Außerordentliche Rechtsgeschäfte zwischen der Caritas-Akademie der Diözese Graz-Seckau und der Caritas der Diözese Graz-Seckau oder dem Immobilienmanagement der Caritas der Diözese Graz-Seckau bedürfen der Unterschrift des Direktors (oder bei seiner Verhinderung der des Generalsekretärs) und eines Kuratoriumsmitgliedes für die Caritas-Akademie und eines anderen Kuratoriumsmitgliedes für die Caritas bzw. das Immobilienmanagement der Caritas der Diözese Graz-Seckau.

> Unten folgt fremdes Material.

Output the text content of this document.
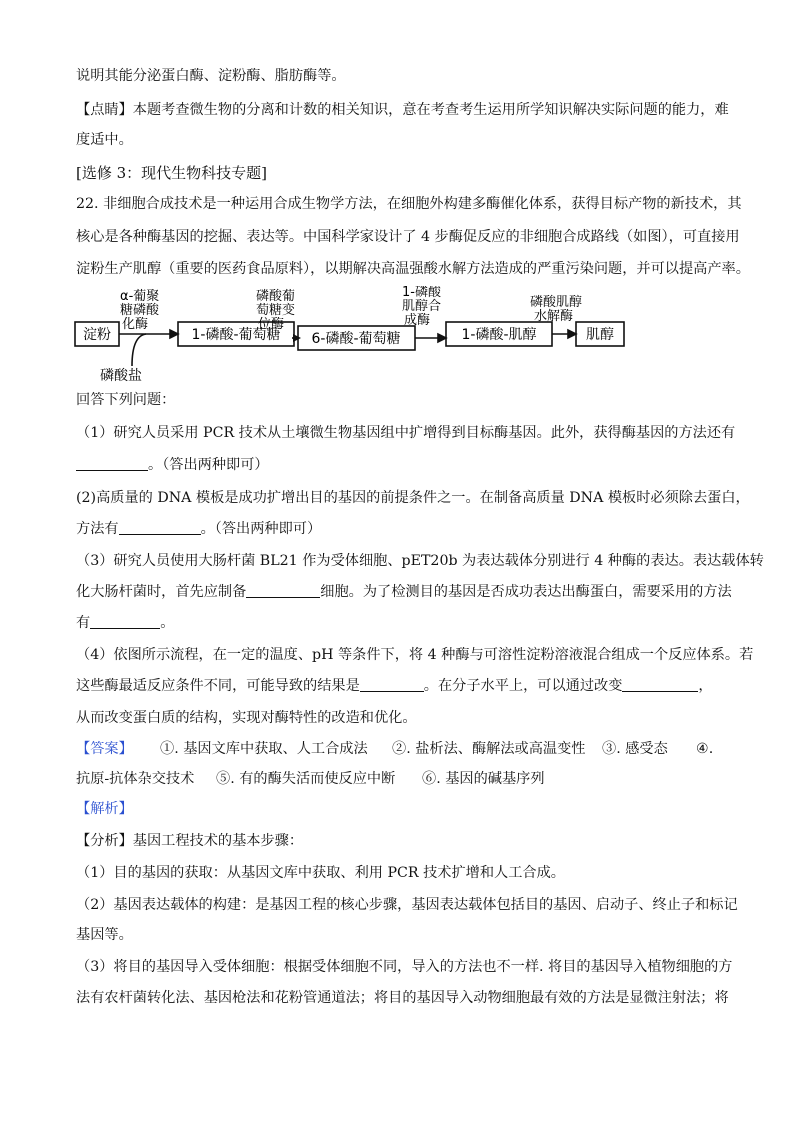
说明其能分泌蛋白酶、淀粉酶、脂肪酶等。
【点睛】本题考查微生物的分离和计数的相关知识，意在考查考生运用所学知识解决实际问题的能力，难
度适中。
[选修 3：现代生物科技专题]
22. 非细胞合成技术是一种运用合成生物学方法，在细胞外构建多酶催化体系，获得目标产物的新技术，其
核心是各种酶基因的挖掘、表达等。中国科学家设计了 4 步酶促反应的非细胞合成路线（如图），可直接用
淀粉生产肌醇（重要的医药食品原料），以期解决高温强酸水解方法造成的严重污染问题，并可以提高产率。
淀粉	1-磷酸-葡萄糖 6-磷酸-葡萄糖	1-磷酸-肌醇	肌醇
α-葡聚
糖磷酸
化酶
磷酸葡
萄糖变
位酶
1-磷酸
肌醇合
成酶
磷酸肌醇
水解酶
磷酸盐
回答下列问题：
（1）研究人员采用 PCR 技术从土壤微生物基因组中扩增得到目标酶基因。此外，获得酶基因的方法还有
。（答出两种即可）
(2)高质量的 DNA 模板是成功扩增出目的基因的前提条件之一。在制备高质量 DNA 模板时必须除去蛋白，
方法有	。（答出两种即可）
（3）研究人员使用大肠杆菌 BL21 作为受体细胞、pET20b 为表达载体分别进行 4 种酶的表达。表达载体转
化大肠杆菌时，首先应制备	细胞。为了检测目的基因是否成功表达出酶蛋白，需要采用的方法
有	。
（4）依图所示流程，在一定的温度、pH 等条件下，将 4 种酶与可溶性淀粉溶液混合组成一个反应体系。若
这些酶最适反应条件不同，可能导致的结果是	。在分子水平上，可以通过改变	，
从而改变蛋白质的结构，实现对酶特性的改造和优化。
【答案】 ①. 基因文库中获取、人工合成法 ②. 盐析法、酶解法或高温变性 ③. 感受态 ④.
抗原-抗体杂交技术 ⑤. 有的酶失活而使反应中断 ⑥. 基因的碱基序列
【解析】
【分析】基因工程技术的基本步骤：
（1）目的基因的获取：从基因文库中获取、利用 PCR 技术扩增和人工合成。
（2）基因表达载体的构建：是基因工程的核心步骤，基因表达载体包括目的基因、启动子、终止子和标记
基因等。
（3）将目的基因导入受体细胞：根据受体细胞不同，导入的方法也不一样. 将目的基因导入植物细胞的方
法有农杆菌转化法、基因枪法和花粉管通道法；将目的基因导入动物细胞最有效的方法是显微注射法；将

(7) Ordentliche Rechtsgeschäfte werden, wenn mit ihnen die Übernahme von Pflichten durch die Caritas-Akademie der Diözese Graz-Seckau verbunden ist, gemeinsam vom Direktor (oder Generalsekretär) und einem der gemäß der vom Direktor für die Caritas-Akademie der Diözese Graz-Seckau zu erlassenden Geschäftsordnung unterschriftsberechtigten Verantwortlichen unterfertigt.

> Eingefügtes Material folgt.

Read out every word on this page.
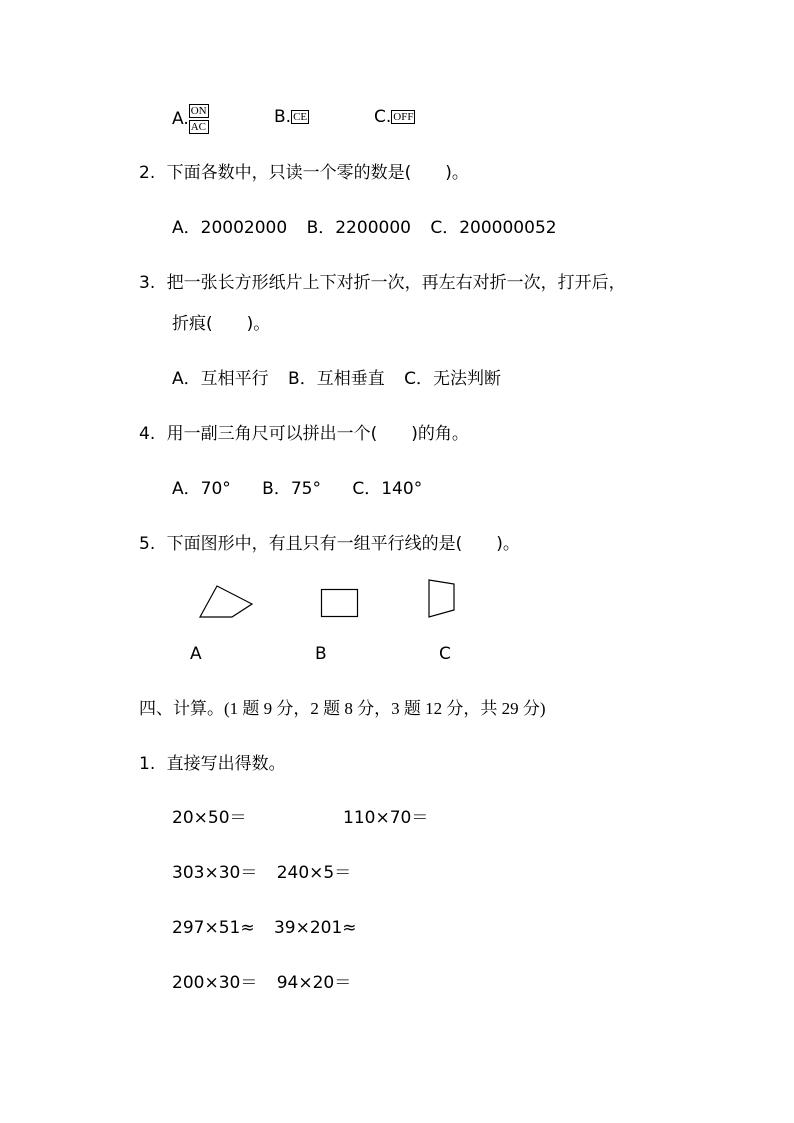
A. $\frac{ON}{AC}$	B. CE	C. OFF
2. 下面各数中，只读一个零的数是(　　)。
A．20002000 B．2200000 C．200000052
3. 把一张长方形纸片上下对折一次，再左右对折一次，打开后，
折痕(　　)。
A．互相平行 B．互相垂直 C．无法判断
4. 用一副三角尺可以拼出一个(　　)的角。
A．70° B．75° C．140°
5. 下面图形中，有且只有一组平行线的是(　　)。
A	B	C
四、计算。(1 题 9 分，2 题 8 分，3 题 12 分，共 29 分)
1. 直接写出得数。
20×50＝	110×70＝
303×30＝ 240×5＝
297×51≈ 39×201≈
200×30＝ 94×20＝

(8) Für die Caritas-Akademie kann zur Unterstützung des Direktors ein Geschäftsführer bestellt werden.

§ 7
Kuratorium

(1) Beratung und Kontrolle der Tätigkeit der Caritas-Akademie der Diözese Graz-Seckau sowie Beschlussfassung über wichtige Angelegenheiten obliegen einem Kuratorium unter Wahrung der kirchenrechtlichen Bestimmungen.

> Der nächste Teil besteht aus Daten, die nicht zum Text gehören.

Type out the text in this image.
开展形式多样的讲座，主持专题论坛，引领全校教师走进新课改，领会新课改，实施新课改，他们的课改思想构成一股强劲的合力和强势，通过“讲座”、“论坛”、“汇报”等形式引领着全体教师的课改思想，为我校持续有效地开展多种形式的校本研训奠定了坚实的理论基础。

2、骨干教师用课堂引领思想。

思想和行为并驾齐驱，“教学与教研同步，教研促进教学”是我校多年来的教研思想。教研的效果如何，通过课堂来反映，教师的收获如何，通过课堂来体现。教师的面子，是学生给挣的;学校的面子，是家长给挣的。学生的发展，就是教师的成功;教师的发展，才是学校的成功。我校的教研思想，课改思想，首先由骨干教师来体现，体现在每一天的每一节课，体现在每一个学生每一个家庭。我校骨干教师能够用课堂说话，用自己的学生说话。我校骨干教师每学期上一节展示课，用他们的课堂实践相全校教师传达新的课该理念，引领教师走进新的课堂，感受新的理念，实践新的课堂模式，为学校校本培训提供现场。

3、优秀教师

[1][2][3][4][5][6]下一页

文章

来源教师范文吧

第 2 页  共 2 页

(2) Zu den Aufgaben des Kuratoriums gehören:

  1. Sicherstellung der Aufgaben der Caritas-Akademie der Diözese Graz-Seckau;
  2. Beratung des Direktors in der Leitung der Caritas-Akademie der Diözese Graz-Seckau;
  3. Genehmigung der Jahresvorschau;
  4. Genehmigung des Jahresabschlusses; die Genehmigung gilt als erteilt, wenn konsolidierte Jahresabschlüsse der Caritas-Akademie der Diözese Graz-Seckau, der Caritas der Diözese Graz-Seckau und des Immobilienmanagements der Caritas der Diözese Graz-Seckau genehmigt werden;
  5. Hinsichtlich der Genehmigung von Investitionen sowie der Aufnahme von Anleihen, Darlehen und Krediten gelten die Bestimmungen des jeweils geltenden Statutes der Caritas der Diözese Graz-Seckau und die Sonderregelung für die außerordentlichen Verwaltungsmaßnahmen der Caritas der Diözese Graz-Seckau und der mit ihr verbundenen Körperschaften (Immobilienmanagement und Caritas-Akademie); (siehe Änderung durch: KVBl 2013-II, vom 23. August 2013, 7., S. 10)
  6. Kenntnisnahme der Aufgabenverteilung und der Geschäftsordnung für die leitenden Funktionsträger.

§ 8
Mitglieder des Kuratoriums

  1. Die Mitglieder des Kuratoriums der Caritas der Diözese Graz-Seckau sind gleichzeitig Mitglieder des Kuratoriums der Caritas-Akademie der Diözese Graz-Seckau in denselben Funktionen.
  2. Der Direktor und der Generalsekretär der Caritas-Akademie der Diözese Graz-Seckau gehören dem Kuratorium mit beratender Stimme an.
  3. Das Kuratorium tritt nach Bedarf, wenigstens jedoch zweimal im Jahr und auf Verlangen des Ordinarius, des Vorsitzenden des Kuratoriums oder des Direktors zu Sitzungen zusammen, ebenso auf Wunsch von mindestens drei Mitgliedern.
  4. Das Kuratorium gibt sich eine dem Kuratorium der Caritas der Diözese Graz-Seckau entsprechende Geschäftsordnung.
  5. Das Protokoll der Sitzung des Kuratoriums oder ein in der Geschäftsordnung allenfalls vorgesehener schriftlicher Umlaufbeschluss wird nach Genehmigung durch den Ordinarius im Bischöflichen Ordinariat hinterlegt und dann in Kopie den Mitgliedern des Kuratoriums zugestellt.
  6. Vermögensrechtliche Genehmigungen, die durch den Ordinarius oder durch das Bischöfliche Ordinariat zu erteilen sind, sind danach gesondert zu beantragen.

§ 9
In-Kraft-Treten

Das Statut tritt mit 27. April 2011 in Kraft.

+ Egon Kapellari m.p.
Diözesanbischof

Dr. Josef Heuberger m.p.
Kanzler

(Ord.-Zl.: 1 Ca 2-11 vom 27. April 2011)


[1] Die personenbezogenen Bezeichnungen umfassen Frauen und Männer in gleicher Weise, wenn nicht anderes im Recht vorgesehen ist oder aus der Natur der Sache feststeht. Bei der Anwendung auf bestimmte Personen ist die jeweils geschlechtsspezifische Form zu verwenden.